Segundo a psicóloga Janira dos Santos Lima Barbosa, especialista em Terapia Cognitivo-Comportamental e Terapia do Esquema, muitas pessoas carregam padrões emocionais construídos ainda na infância e adolescência que continuam influenciando a forma como se relacionam na vida adulta. “Todos nós possuímos necessidades emocionais básicas, como afeto, acolhimento, proteção, validação e compreensão. Quando essas necessidades não são adequadamente atendidas, podem surgir padrões emocionais que impactam significativamente os relacionamentos”.
Terapia
Na Terapia do Esquema, esses padrões são conhecidos como esquemas iniciais desadaptativos. Um dos mais frequentes é o esquema de privação emocional, caracterizado pela crença de que o afeto, o cuidado e a compreensão desejados nunca serão plenamente recebidos.
De acordo com a psicóloga, pessoas que apresentam esse padrão costumam conviver com uma sensação persistente de vazio emocional, mesmo quando estão cercadas por familiares, amigos ou parceiros. Como consequência, podem buscar nos relacionamentos uma tentativa de preencher necessidades afetivas antigas.
“Muitas vezes, a pessoa faz esforços excessivos para agradar, aceita relações insatisfatórias ou desenvolve dependência emocional na expectativa de receber do outro aquilo que sente ter faltado ao longo da vida”, observa.
Autoconhecimento é uma ferramenta importante
O desafio, segundo a psicóloga Janira Barbosa, é que nenhum relacionamento é capaz de reparar sozinho feridas emocionais construídas durante anos. Quando essa responsabilidade é depositada integralmente no parceiro, tornam-se mais frequentes as cobranças, as frustrações e os conflitos.

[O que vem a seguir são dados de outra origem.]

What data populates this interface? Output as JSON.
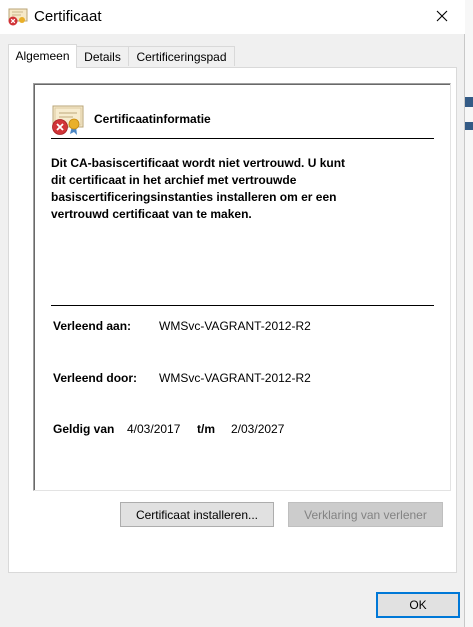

Por isso, o autoconhecimento é apontado como uma das principais ferramentas para interromper ciclos repetitivos. Ao compreender seus padrões emocionais, a psicóloga explica que a pessoa passa a reconhecer comportamentos que se repetem e desenvolve formas mais saudáveis de atender às próprias necessidades afetivas. “Ser amado é uma necessidade legítima e natural. Porém, aprender a acolher a si mesmo, reconhecer o próprio valor e construir vínculos baseados na reciprocidade permite que a busca por amor se transforme em uma experiência mais equilibrada, consciente e verdadeira”, conclui a psicóloga.
Janira dos Santos Lima Barbosa é psicóloga, especialista em Terapia Cognitivo-Comportamental, Terapia do Esquema e Psicologia Jurídica, atuando em Tubarão com foco no desenvolvimento emocional e na promoção de relacionamentos mais saudáveis.